There are two main forms of representation for elements of a
matrix Lie algebra implemented here. The first one is as a matrix, as
elements of \(R^{n \times n}\). The second is by choosing a basis and
remembering the coefficients of an element in that basis. This basis will
be provided in child classes (e.g. SkewSymmetricMatrices
).
Super classes
rgeomstats::PythonClass
-> rgeomstats::Manifold
-> rgeomstats::VectorSpace
-> MatrixLieAlgebra
Public fields
n
An integer value representing the number of rows and columns in the matrix representation of the Lie algebra.
Methods
Inherited methods
rgeomstats::PythonClass$get_python_class()
rgeomstats::PythonClass$set_python_class()
rgeomstats::Manifold$belongs()
rgeomstats::Manifold$is_tangent()
rgeomstats::Manifold$random_point()
rgeomstats::Manifold$random_tangent_vec()

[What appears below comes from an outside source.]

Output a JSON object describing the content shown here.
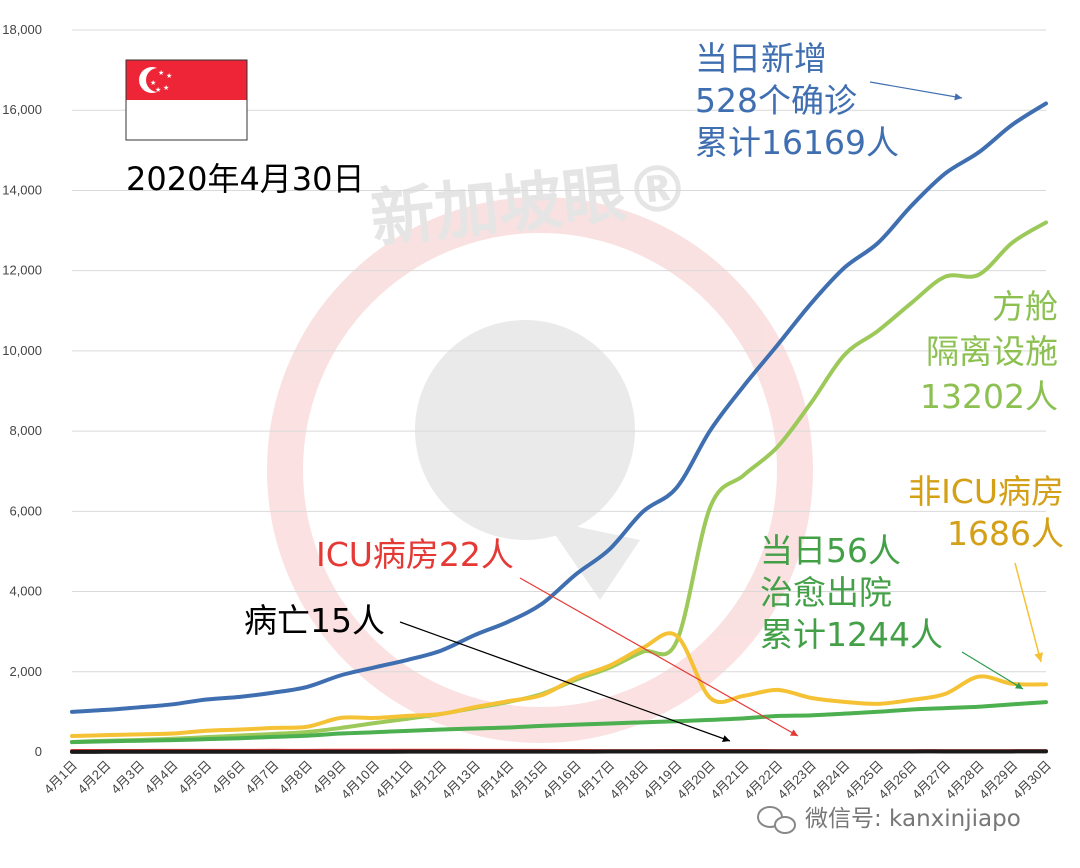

rgeomstats::Manifold$regularize()
rgeomstats::Manifold$set_metric()
rgeomstats::Manifold$to_tangent()
rgeomstats::VectorSpace$projection()
Method new()
The MatrixLieAlgebra
class constructor.
Usage
MatrixLieAlgebra$new(dim, n, ..., py_cls = NULL)
Arguments
dim
An integer value specifying the dimension of the Lie algebra as a real vector space.
n
An integer value representing the number of rows and columns in the matrix representation of the Lie algebra.
...
Extra arguments to be passed to parent class constructors. See
VectorSpace
andManifold
classes.py_cls
A Python object of class
MatrixLieAlgebra
. Defaults toNULL
in which case it is instantiated on the fly using the other input arguments.
Method baker_campbell_hausdorff()
Calculates the Baker-Campbell-Hausdorff approximation of given order.
Arguments
matrix_a
A numeric array of shape \(... \times n \times n\) specifying a matrix or a sample of matrices.
matrix_b
A numeric array of shape \(... \times n \times n\) specifying a matrix or a sample of matrices.
order
An integer value specifying the order to which the approximation is calculated. Note that this is NOT the same as using only \(e_i\) with \(i < \mathrm{order}\). Defaults to
2L
.
Details
The implementation is based on casas2009efficient;textualrgeomstats with the pre-computed constants taken from casas2009data;textualrgeomstats. Our coefficients are truncated to enable us to calculate BCH up to order \(15\). This represents $$Z = \log \left( \exp(X) \exp(Y) \right)$$ as an infinite linear combination of the form $$Z = \sum_i z_i e_i$$ where \(z_i\) are rational numbers and \(e_i\) are iterated Lie brackets starting with \(e_1 = X\), \(e_2 = Y\), each \(e_i\) is given by some \((i^\prime,i^{\prime\prime})\) such that \(e_i = [e_i^\prime, e_i^{\prime\prime}]\).
Method basis_representation()
Computes the coefficients of matrices in the given basis.
Method matrix_representation()
Compute the matrix representation for the given basis coefficients.